A Tool for Integer Homology Computation: Lambda-At Model

TL;DR

This paper introduces the lambda-AT-model, a new method for computing integer homology that avoids Smith Normal Form, providing efficient calculation of Betti numbers, torsion primes, and homology generators for complex structures.

Contribution

The paper formalizes the lambda-AT-model and presents an algorithm to compute homological invariants without Smith Normal Form, reducing computational costs for torsion analysis.

Findings

Successfully computes Betti numbers and torsion primes.

Identifies minimal lambda to optimize torsion subgroup calculations.

Applicable to various structured objects and digital images.

Abstract

In this paper, we formalize the notion of lambda-AT-model (where $\lambda$ is a non-null integer) for a given chain complex, which allows the computation of homological information in the integer domain avoiding using the Smith Normal Form of the boundary matrices.
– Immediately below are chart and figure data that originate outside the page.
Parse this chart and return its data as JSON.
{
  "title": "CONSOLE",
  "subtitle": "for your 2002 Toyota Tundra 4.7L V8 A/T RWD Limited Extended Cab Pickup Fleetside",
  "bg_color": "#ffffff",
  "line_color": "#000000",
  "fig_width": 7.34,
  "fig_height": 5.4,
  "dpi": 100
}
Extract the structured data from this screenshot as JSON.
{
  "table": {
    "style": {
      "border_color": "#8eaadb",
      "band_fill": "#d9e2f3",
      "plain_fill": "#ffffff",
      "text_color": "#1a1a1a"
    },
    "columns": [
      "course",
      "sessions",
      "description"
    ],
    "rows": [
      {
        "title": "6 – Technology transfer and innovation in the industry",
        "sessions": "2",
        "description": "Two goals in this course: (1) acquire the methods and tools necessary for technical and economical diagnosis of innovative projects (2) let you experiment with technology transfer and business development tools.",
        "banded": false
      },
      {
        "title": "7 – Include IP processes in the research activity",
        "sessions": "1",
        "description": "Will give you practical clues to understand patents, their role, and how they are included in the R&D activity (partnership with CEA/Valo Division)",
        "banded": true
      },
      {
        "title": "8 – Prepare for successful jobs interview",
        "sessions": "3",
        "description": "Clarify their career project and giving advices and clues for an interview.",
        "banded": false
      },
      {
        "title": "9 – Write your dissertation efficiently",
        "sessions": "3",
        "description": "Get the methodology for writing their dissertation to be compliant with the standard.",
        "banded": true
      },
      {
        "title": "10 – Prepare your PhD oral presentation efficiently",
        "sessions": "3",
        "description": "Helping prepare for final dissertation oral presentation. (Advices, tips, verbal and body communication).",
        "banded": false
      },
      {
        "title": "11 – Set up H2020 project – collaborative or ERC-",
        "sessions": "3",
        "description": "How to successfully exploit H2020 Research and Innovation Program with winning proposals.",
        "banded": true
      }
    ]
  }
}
We present an algorithm for computing such a model, obtaining Betti numbers, the prime numbers p involved in the invariant factors of the torsion subgroup of homology, the amount of invariant factors that are a power of p and a set of representative cycles of generators of homology mod p, for each p. Moreover, we establish the minimum valid lambda for such a construction, what cuts down the computational costs related to the torsion subgroup. The tools described here are useful to determine topological information of nD structured objects such as simplicial, cubical or simploidal complexes and are applicable to extract such an information from digital pictures.